Costanza non parlava, ma guardava suo figlio Federico, che sembrava pronto a dare sfogo alla sua ira, come fece quando, nelle sue Costituzioni Melfitane, stabilì la condanna a morte per le mogli fedifraghe o per i mariti, se le avessero perdonate. Fu forse per impedirgli lo scatto d'ira, che intervenne:

“Cerchiamo di essere più ottimisti. E' vero che sbagliano ormai da decenni, ma mi sembra che un desiderio di ripresa morale e culturale stia per esserci. Certo, è ancora confuso. Tanto confuso che non sanno distinguerlo da appetiti più materiali: la salsiccia e i dolci confusi con la cultura! Anche se qualcuno lo fa richiamandosi al mio nome, io non mi adiro, ma perdono.”

Non capivo più nulla! Sapevano più di me, che in quel luogo ancora vivevo. In che cosa, però, potevo esser loro utile? Che cosa avrei potuto fare?...Ecco, c'ero cascato ancora...Avevo pensato e loro avevano subito capito.

“Non pensare a che cosa puoi fare. Saremo noi a darti le indicazioni, perché faccia l'ultimo tentativo di salvare quel luogo, che, come hai visto, evitiamo di nominare.” intervenne Ruggero.

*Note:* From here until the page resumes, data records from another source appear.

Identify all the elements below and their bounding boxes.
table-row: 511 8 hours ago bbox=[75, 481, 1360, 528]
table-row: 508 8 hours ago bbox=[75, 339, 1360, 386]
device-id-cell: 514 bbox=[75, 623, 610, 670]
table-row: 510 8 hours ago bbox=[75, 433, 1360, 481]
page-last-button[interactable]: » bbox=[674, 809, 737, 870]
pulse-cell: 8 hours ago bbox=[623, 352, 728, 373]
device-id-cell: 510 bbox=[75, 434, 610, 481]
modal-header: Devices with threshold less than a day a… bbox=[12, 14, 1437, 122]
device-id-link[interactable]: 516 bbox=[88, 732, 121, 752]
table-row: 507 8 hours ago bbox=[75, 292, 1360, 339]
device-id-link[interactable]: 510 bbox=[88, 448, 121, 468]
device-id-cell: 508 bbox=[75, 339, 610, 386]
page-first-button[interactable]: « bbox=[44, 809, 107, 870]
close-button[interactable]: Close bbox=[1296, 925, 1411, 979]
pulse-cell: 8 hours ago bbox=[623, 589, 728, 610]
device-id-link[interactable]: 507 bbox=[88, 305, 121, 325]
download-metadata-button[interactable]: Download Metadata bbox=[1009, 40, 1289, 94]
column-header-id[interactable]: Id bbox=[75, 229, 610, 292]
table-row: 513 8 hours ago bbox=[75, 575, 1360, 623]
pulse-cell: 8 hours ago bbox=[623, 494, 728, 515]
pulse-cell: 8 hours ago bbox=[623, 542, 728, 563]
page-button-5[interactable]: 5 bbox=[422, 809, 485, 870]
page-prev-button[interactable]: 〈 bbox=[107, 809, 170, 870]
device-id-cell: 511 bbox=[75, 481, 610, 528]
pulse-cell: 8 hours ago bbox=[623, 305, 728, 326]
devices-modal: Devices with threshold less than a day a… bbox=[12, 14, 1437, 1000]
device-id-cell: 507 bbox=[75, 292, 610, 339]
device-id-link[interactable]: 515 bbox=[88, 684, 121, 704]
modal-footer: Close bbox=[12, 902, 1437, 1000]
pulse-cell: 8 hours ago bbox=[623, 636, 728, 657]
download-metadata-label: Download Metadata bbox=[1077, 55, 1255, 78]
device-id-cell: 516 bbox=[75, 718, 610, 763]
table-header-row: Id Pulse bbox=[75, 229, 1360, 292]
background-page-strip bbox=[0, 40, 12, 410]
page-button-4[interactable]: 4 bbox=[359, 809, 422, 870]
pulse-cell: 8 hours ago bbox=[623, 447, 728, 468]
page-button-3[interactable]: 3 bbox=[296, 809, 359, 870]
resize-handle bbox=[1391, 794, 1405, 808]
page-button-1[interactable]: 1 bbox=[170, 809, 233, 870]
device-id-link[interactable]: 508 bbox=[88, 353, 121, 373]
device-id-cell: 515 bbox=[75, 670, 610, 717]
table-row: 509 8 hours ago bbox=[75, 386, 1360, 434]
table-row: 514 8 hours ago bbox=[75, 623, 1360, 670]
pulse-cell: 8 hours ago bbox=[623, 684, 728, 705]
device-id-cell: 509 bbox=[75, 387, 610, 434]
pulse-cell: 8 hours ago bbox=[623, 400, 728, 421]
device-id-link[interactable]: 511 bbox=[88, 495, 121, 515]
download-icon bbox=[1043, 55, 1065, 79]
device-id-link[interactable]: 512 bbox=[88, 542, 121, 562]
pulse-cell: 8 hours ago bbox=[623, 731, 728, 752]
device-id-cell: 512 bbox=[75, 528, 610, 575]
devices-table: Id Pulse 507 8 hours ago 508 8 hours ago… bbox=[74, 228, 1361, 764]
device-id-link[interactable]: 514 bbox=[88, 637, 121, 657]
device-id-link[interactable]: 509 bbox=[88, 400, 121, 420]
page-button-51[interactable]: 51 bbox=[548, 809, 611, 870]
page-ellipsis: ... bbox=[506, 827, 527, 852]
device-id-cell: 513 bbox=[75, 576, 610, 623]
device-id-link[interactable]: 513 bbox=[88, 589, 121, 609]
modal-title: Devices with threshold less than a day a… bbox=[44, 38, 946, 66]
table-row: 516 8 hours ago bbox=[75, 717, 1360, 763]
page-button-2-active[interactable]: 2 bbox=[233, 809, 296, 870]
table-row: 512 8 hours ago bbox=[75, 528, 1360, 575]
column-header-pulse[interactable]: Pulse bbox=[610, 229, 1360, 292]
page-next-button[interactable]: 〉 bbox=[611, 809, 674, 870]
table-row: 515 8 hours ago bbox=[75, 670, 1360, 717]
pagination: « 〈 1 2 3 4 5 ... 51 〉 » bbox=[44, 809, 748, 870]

“Adesso, però, noi ci ritiriamo. Tu sei libero di andare. Ti chiameremo presto, per darti l'incarico.”

Il sole, attraverso la finestra, entrava nello studio e mi colpiva sugli occhi. Mi svegliai e soltanto dopo un poco capii che avevo sognato. Un sogno, che mi tornò in mente per tutto il giorno.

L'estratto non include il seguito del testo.